Hof Amsterdam oordeelt dat het buiten redelijke twijfel is verheven dat de Nederlandse f.e.-regeling verder gaat dan noodzakelijk is om de coherentie van het fiscale stelsel te behouden. Het hof staat vorming van een f.e. tussen SCA Group Holding bv en haar Duitse (achter)kleindochtermaatschappijen voor het jaar 2009 toe.

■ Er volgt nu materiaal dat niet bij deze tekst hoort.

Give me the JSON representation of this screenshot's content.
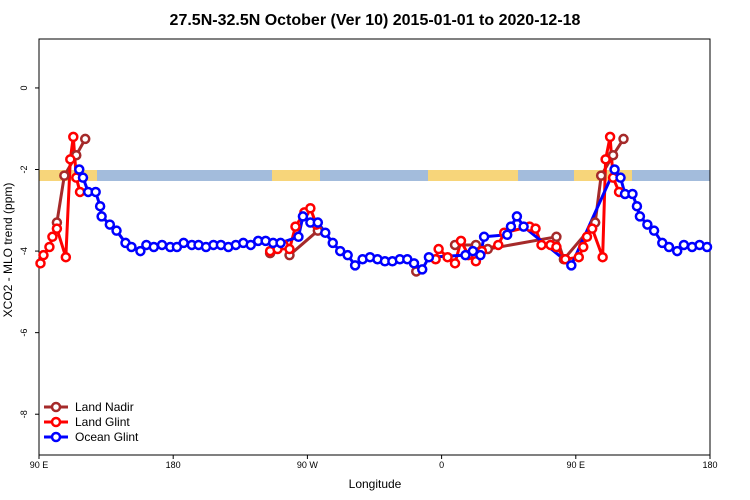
{
  "chart_data": {
    "type": "line",
    "title": "27.5N-32.5N October (Ver 10)   2015-01-01 to 2020-12-18",
    "x_label": "Longitude",
    "y_label": "XCO2 - MLO trend (ppm)",
    "xlim": [
      90,
      540
    ],
    "ylim": [
      -9,
      1.2
    ],
    "xticks": [
      {
        "value": 90,
        "label": "90 E"
      },
      180,
      {
        "value": 270,
        "label": "90 W"
      },
      {
        "value": 360,
        "label": "0"
      },
      {
        "value": 450,
        "label": "90 E"
      },
      {
        "value": 540,
        "label": "180"
      }
    ],
    "yticks": [
      0,
      -2,
      -4,
      -6,
      -8
    ],
    "legend": "bottom-left",
    "series": [
      {
        "name": "Land Nadir",
        "color": "#a52a2a",
        "x": [
          102,
          107,
          115,
          121,
          null,
          245,
          254,
          258,
          277,
          null,
          343,
          null,
          369,
          383,
          391,
          437,
          442,
          463,
          467,
          475,
          482
        ],
        "values": [
          -3.3,
          -2.15,
          -1.65,
          -1.25,
          null,
          -4.05,
          -3.85,
          -4.1,
          -3.5,
          null,
          -4.5,
          null,
          -3.85,
          -3.85,
          -3.95,
          -3.65,
          -4.2,
          -3.3,
          -2.15,
          -1.65,
          -1.25
        ]
      },
      {
        "name": "Land Glint",
        "color": "#ff0000",
        "x": [
          91,
          93,
          97,
          99,
          102,
          108,
          111,
          113,
          115,
          117.5,
          null,
          245,
          250,
          254,
          258,
          262,
          268,
          272,
          276,
          null,
          356,
          358,
          364,
          369,
          373,
          378,
          383,
          387,
          398,
          402,
          419,
          423,
          427,
          433,
          437,
          443,
          452,
          455,
          457.5,
          461,
          468,
          470,
          473,
          475,
          479
        ],
        "values": [
          -4.3,
          -4.1,
          -3.9,
          -3.65,
          -3.45,
          -4.15,
          -1.75,
          -1.2,
          -2.2,
          -2.55,
          null,
          -4.0,
          -3.95,
          -3.85,
          -3.95,
          -3.4,
          -3.05,
          -2.95,
          -3.35,
          null,
          -4.2,
          -3.95,
          -4.15,
          -4.3,
          -3.75,
          -4.1,
          -4.25,
          -4.0,
          -3.85,
          -3.55,
          -3.4,
          -3.45,
          -3.85,
          -3.85,
          -3.9,
          -4.2,
          -4.15,
          -3.9,
          -3.65,
          -3.45,
          -4.15,
          -1.75,
          -1.2,
          -2.2,
          -2.55
        ]
      },
      {
        "name": "Ocean Glint",
        "color": "#0000ff",
        "x": [
          117,
          119.5,
          123,
          128,
          131,
          132,
          137.5,
          142,
          148,
          152,
          158,
          162,
          167,
          172.5,
          178,
          182.5,
          187,
          192.5,
          197,
          202,
          207,
          212,
          217,
          222,
          227,
          232,
          237,
          242,
          247,
          252,
          264,
          267,
          272,
          277,
          282,
          287,
          292,
          297,
          302,
          307,
          312,
          317,
          322,
          327,
          332,
          337,
          341.5,
          347,
          351.5,
          376,
          381,
          386,
          388.5,
          404,
          406.5,
          410.5,
          415,
          447,
          476,
          480,
          483,
          488,
          491,
          493,
          498,
          502.5,
          508,
          512.5,
          518,
          522.5,
          528,
          533,
          538
        ],
        "values": [
          -2.0,
          -2.2,
          -2.55,
          -2.55,
          -2.9,
          -3.15,
          -3.35,
          -3.5,
          -3.8,
          -3.9,
          -4.0,
          -3.85,
          -3.9,
          -3.85,
          -3.9,
          -3.9,
          -3.8,
          -3.85,
          -3.85,
          -3.9,
          -3.85,
          -3.85,
          -3.9,
          -3.85,
          -3.8,
          -3.85,
          -3.75,
          -3.75,
          -3.8,
          -3.8,
          -3.65,
          -3.15,
          -3.3,
          -3.3,
          -3.55,
          -3.8,
          -4.0,
          -4.1,
          -4.35,
          -4.2,
          -4.15,
          -4.2,
          -4.25,
          -4.25,
          -4.2,
          -4.2,
          -4.3,
          -4.45,
          -4.15,
          -4.1,
          -4.0,
          -4.1,
          -3.65,
          -3.6,
          -3.4,
          -3.15,
          -3.4,
          -4.35,
          -2.0,
          -2.2,
          -2.6,
          -2.6,
          -2.9,
          -3.15,
          -3.35,
          -3.5,
          -3.8,
          -3.9,
          -4.0,
          -3.85,
          -3.9,
          -3.85,
          -3.9
        ]
      }
    ]
  }
}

`Belanghebbende, SCA Group Holding bv, houdt 97% van de aandelen in het Duitse I AG. I AG houdt indirect de aandelen in de Nederlandse vennootschappen X2 bv, X3 bv en X4 bv. SCA Group Holding bv verzoekt de inspecteur om samen met – onder andere – X2 bv, X3 bv en X4 bv als f.e. voor de VPB te worden aangemerkt. De inspecteur wijst het verzoek af, omdat de Duitse tussenhoudster geen deel uitmaakt van de f.e. SCA Group Holding bv is van mening dat de eis dat I AG deel moet uitmaken van de f.e. in strijd is met de vrijheid van vestiging. Zij beroept zich daarbij op het Papillon-arrest van het HvJ EU. Rechtbank Haarlem oordeelt dat het toestaan van een f.e., als door SCA Group Holding bv voorgestaan, het gevaar van binnenlandse dubbele verliesverrekening met zich brengt. Volgens de rechtbank waarborgt de weigering om een f.e. in het geval van SCA Group Holding bv toe te staan de samenhang van de regeling van de f.e. Vervolgens onderzoekt de rechtbank of de regeling niet verder gaat dan noodzakelijk is voor het waarborgen van de samenhang van de regeling van de f.e. Volgens de rechtbank blijkt dat het gevaar van dubbele verliesverrekening voorkomen zou kunnen worden in de voorgestane f.e. als vergelijkbare bepalingen zouden gelden als de bepalingen die zijn opgenomen in de art. 34 e.v. van het Besluit f.e. 2003. De rechtbank wijst het verzoek van SCA Group Holding bv toe om met ingang van 1 januari 2009 in een f.e. ex art. 15 Wet VPB 1969 met de kleindochtervennootschappen X2 bv, X3 bv en X4 bv te worden gevoegd. Hof Amsterdam overweegt dat er sprake zou kunnen zijn van een verboden beperking van de vrijheid van vestiging. Volgens het hof is er echter ruimte voor twijfel. Het hof besluit dan ook om vier vragen aan het Hof van Justitie EU (HvJ EU) voor te leggen. Het HvJ EU oordeelt dat de Nederlandse f.e.-regeling in strijd is met het EU-recht.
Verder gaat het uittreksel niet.